The former software programmer from Utah and self-proclaimed information geek, has produced a test considerably easier to take than you might expect. Naturally, it is stuffed with challenges to the reader to identify ephemeral curiosities, esoteric records, odd information and all sorts of historical detritus. (Answers at the end of each chapter: no cheating!) But Jennings’s prose is competent enough to keep even the trivia-impaired turning the pages in this survey of his nerdy avocation’s lore and history. Once upon a time in the pursuit of odd facts, newspaper archives were called upon and public librarians were accommodating, more or less. Then there were the cartoons of Ripley’s Believe It or Not! and radio’s Information Please!
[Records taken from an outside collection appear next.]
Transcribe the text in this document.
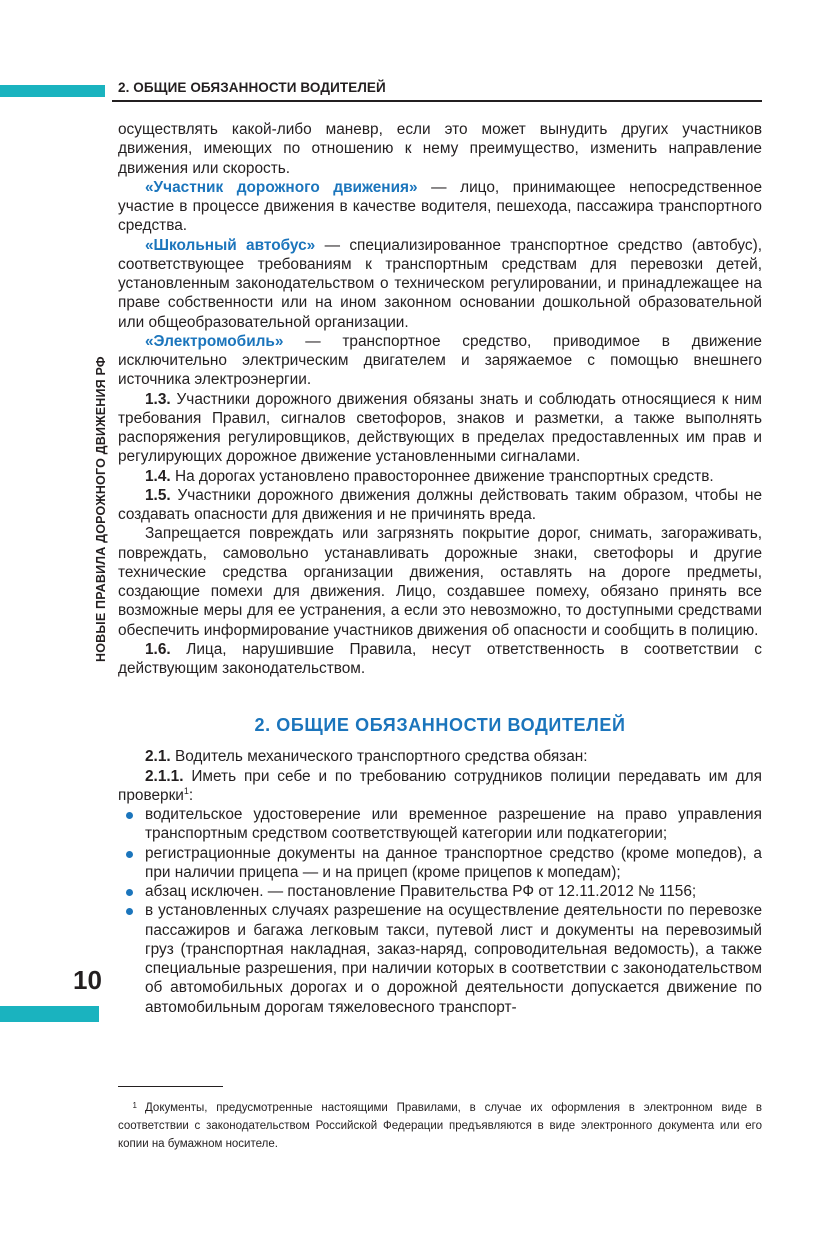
2. ОБЩИЕ ОБЯЗАННОСТИ ВОДИТЕЛЕЙ
НОВЫЕ ПРАВИЛА ДОРОЖНОГО ДВИЖЕНИЯ РФ
10

осуществлять какой-либо маневр, если это может вынудить других участников движения, имеющих по отношению к нему преимущество, изменить направление движения или скорость.

«Участник дорожного движения» — лицо, принимающее непосредственное участие в процессе движения в качестве водителя, пешехода, пассажира транспортного средства.

«Школьный автобус» — специализированное транспортное средство (автобус), соответствующее требованиям к транспортным средствам для перевозки детей, установленным законодательством о техническом регулировании, и принадлежащее на праве собственности или на ином законном основании дошкольной образовательной или общеобразовательной организации.

«Электромобиль» — транспортное средство, приводимое в движение исключительно электрическим двигателем и заряжаемое с помощью внешнего источника электроэнергии.

1.3. Участники дорожного движения обязаны знать и соблюдать относящиеся к ним требования Правил, сигналов светофоров, знаков и разметки, а также выполнять распоряжения регулировщиков, действующих в пределах предоставленных им прав и регулирующих дорожное движение установленными сигналами.

1.4. На дорогах установлено правостороннее движение транспортных средств.

1.5. Участники дорожного движения должны действовать таким образом, чтобы не создавать опасности для движения и не причинять вреда.

Запрещается повреждать или загрязнять покрытие дорог, снимать, загораживать, повреждать, самовольно устанавливать дорожные знаки, светофоры и другие технические средства организации движения, оставлять на дороге предметы, создающие помехи для движения. Лицо, создавшее помеху, обязано принять все возможные меры для ее устранения, а если это невозможно, то доступными средствами обеспечить информирование участников движения об опасности и сообщить в полицию.

1.6. Лица, нарушившие Правила, несут ответственность в соответствии с действующим законодательством.

2. ОБЩИЕ ОБЯЗАННОСТИ ВОДИТЕЛЕЙ

2.1. Водитель механического транспортного средства обязан:

2.1.1. Иметь при себе и по требованию сотрудников полиции передавать им для проверки$^1$:

водительское удостоверение или временное разрешение на право управления транспортным средством соответствующей категории или подкатегории;
регистрационные документы на данное транспортное средство (кроме мопедов), а при наличии прицепа — и на прицеп (кроме прицепов к мопедам);
абзац исключен. — постановление Правительства РФ от 12.11.2012 № 1156;
в установленных случаях разрешение на осуществление деятельности по перевозке пассажиров и багажа легковым такси, путевой лист и документы на перевозимый груз (транспортная накладная, заказ-наряд, сопроводительная ведомость), а также специальные разрешения, при наличии которых в соответствии с законодательством об автомобильных дорогах и о дорожной деятельности допускается движение по автомобильным дорогам тяжеловесного транспорт-
1 Документы, предусмотренные настоящими Правилами, в случае их оформления в электронном виде в соответствии с законодательством Российской Федерации предъявляются в виде электронного документа или его копии на бумажном носителе.
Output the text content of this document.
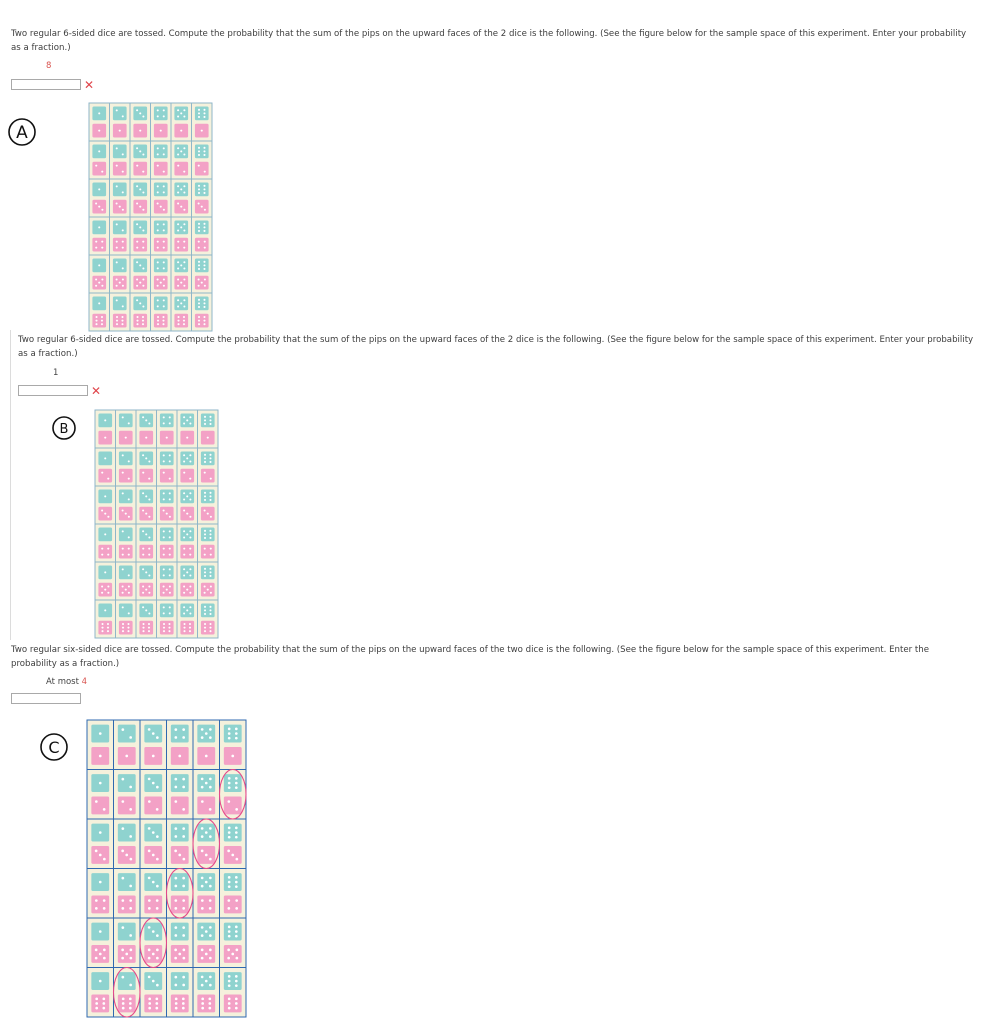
Two regular 6-sided dice are tossed. Compute the probability that the sum of the pips on the upward faces of the 2 dice is the following. (See the figure below for the sample space of this experiment. Enter your probability as a fraction.)

8
✕
A

Two regular 6-sided dice are tossed. Compute the probability that the sum of the pips on the upward faces of the 2 dice is the following. (See the figure below for the sample space of this experiment. Enter your probability as a fraction.)

1
✕
B

Two regular six-sided dice are tossed. Compute the probability that the sum of the pips on the upward faces of the two dice is the following. (See the figure below for the sample space of this experiment. Enter the probability as a fraction.)

At most 4
C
Now, of course, there’s the Internet to provide a proliferation of solid information and false facts. Jennings chronicles the evolution of game shows. He discusses the current state of the trivia business, the proper composition of questions, the role of nostalgia, the uses of mnemonics and the neurotic dedication of a true competitor. Are all those disparate pieces of information just useless esoterica hiding under your Snapple caps, or are they more? Does “knowing all your state flowers and the kings of Saxony . . . the longest book in the Bible and the shortest Shakespeare play” really constitute cultural literacy? Is that your final answer?

A report from the contestant’s podium of particular interest to anyone who endeavors to become a human equivalent of Google.